A former Bharatiya Janata Party MP from Assam’s Bengali-speaking Barak Valley hit out at party leader Amit Malviya for his take on Sylheti, a variant of Bengali.

Defending a recent Delhi Police communique seeking the “translation of documents containing text in Bangladeshi language”, Mr. Malviya, who heads the BJP’s information technology cell, said the Sylheti dialect of Bengali was “nearly incomprehensible to Indian Bengalis”.

Taking to social media, the BJP’s former Silchar MP, Rajdeep Roy, wrote: “Sylheti is far older than the modern state of Bangladesh, or even East Pakistan. It transcends the borders and histories of today’s political entities.”

Pointing out that Sylheti is the lingua franca of Barak Valley, Mr.
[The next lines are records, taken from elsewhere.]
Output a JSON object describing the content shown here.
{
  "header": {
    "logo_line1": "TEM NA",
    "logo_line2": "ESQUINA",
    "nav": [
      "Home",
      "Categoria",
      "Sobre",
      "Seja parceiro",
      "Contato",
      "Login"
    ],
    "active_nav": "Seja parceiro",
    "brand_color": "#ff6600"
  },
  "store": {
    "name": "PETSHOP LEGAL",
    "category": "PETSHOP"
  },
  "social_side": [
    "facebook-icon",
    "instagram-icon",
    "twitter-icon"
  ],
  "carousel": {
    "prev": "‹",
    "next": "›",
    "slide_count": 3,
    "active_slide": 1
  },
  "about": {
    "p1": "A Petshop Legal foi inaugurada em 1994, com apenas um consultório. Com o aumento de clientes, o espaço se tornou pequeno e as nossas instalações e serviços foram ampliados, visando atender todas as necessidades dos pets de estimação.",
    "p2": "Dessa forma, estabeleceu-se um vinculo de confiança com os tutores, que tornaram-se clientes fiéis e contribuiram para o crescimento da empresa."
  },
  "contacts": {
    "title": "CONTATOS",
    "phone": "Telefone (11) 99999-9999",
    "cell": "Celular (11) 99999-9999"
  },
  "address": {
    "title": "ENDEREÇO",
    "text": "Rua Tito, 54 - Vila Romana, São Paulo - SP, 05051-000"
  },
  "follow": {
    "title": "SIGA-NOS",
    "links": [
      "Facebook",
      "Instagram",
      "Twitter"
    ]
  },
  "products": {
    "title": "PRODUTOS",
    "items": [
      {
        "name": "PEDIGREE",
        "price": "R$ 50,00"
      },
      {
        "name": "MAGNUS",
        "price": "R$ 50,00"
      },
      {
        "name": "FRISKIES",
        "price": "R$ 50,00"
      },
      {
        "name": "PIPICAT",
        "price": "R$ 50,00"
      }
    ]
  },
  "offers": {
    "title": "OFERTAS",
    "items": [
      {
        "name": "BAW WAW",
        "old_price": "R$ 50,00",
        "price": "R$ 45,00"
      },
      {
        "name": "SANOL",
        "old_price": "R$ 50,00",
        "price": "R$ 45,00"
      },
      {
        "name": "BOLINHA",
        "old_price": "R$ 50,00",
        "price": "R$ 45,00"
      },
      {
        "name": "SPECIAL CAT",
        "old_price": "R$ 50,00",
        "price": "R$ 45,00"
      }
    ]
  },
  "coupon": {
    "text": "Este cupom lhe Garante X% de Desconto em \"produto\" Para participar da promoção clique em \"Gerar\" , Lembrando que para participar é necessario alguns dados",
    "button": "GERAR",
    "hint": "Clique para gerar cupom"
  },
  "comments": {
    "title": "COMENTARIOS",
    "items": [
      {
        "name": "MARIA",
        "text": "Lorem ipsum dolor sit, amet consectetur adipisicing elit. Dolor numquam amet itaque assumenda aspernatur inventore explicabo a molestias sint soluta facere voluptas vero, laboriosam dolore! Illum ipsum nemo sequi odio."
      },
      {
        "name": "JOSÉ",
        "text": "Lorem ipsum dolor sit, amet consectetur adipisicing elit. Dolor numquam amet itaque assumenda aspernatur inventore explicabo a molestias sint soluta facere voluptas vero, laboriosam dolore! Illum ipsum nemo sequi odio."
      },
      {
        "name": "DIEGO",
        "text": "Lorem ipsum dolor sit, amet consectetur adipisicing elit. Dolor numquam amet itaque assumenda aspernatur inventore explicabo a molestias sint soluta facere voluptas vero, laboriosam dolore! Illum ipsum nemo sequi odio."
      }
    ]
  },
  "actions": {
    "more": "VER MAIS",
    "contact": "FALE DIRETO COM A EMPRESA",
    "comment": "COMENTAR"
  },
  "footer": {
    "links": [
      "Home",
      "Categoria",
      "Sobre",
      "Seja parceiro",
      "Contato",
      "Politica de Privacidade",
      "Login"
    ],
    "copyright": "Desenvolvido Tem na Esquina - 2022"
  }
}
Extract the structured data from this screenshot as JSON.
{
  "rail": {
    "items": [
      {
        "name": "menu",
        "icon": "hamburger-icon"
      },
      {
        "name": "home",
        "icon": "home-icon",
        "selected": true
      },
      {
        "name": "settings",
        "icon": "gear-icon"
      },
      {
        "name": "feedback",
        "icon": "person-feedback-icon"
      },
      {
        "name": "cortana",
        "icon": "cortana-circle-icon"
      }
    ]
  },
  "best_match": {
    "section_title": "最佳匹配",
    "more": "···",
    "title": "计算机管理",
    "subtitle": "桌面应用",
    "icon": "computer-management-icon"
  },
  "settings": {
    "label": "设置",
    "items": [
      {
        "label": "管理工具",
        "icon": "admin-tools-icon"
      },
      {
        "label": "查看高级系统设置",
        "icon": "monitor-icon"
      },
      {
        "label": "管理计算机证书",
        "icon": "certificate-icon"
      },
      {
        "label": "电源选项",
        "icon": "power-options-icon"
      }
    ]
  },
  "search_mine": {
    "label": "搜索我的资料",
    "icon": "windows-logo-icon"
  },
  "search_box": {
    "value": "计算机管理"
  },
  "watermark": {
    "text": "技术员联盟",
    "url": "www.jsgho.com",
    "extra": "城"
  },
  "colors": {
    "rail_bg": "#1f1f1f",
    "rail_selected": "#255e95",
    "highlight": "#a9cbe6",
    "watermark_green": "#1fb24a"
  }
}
Roy said that more than 70 lakh people in Assam, Meghalaya and Tripura speak it. He said dismissing Sylheti as alien to Bengalis in India was “inaccurate, deeply unfortunate, and condemnable”.

The former MP also reminded Mr. Malviya that some of the historical figures that the BJP reveres spoke Sylheti. They include Chaitanya Mahaprabhu, the founder of Gaudiya Vaishnavism, and Bipin Chandra Pal, one of the Lal-Bal-Pal trio of India’s freedom movement.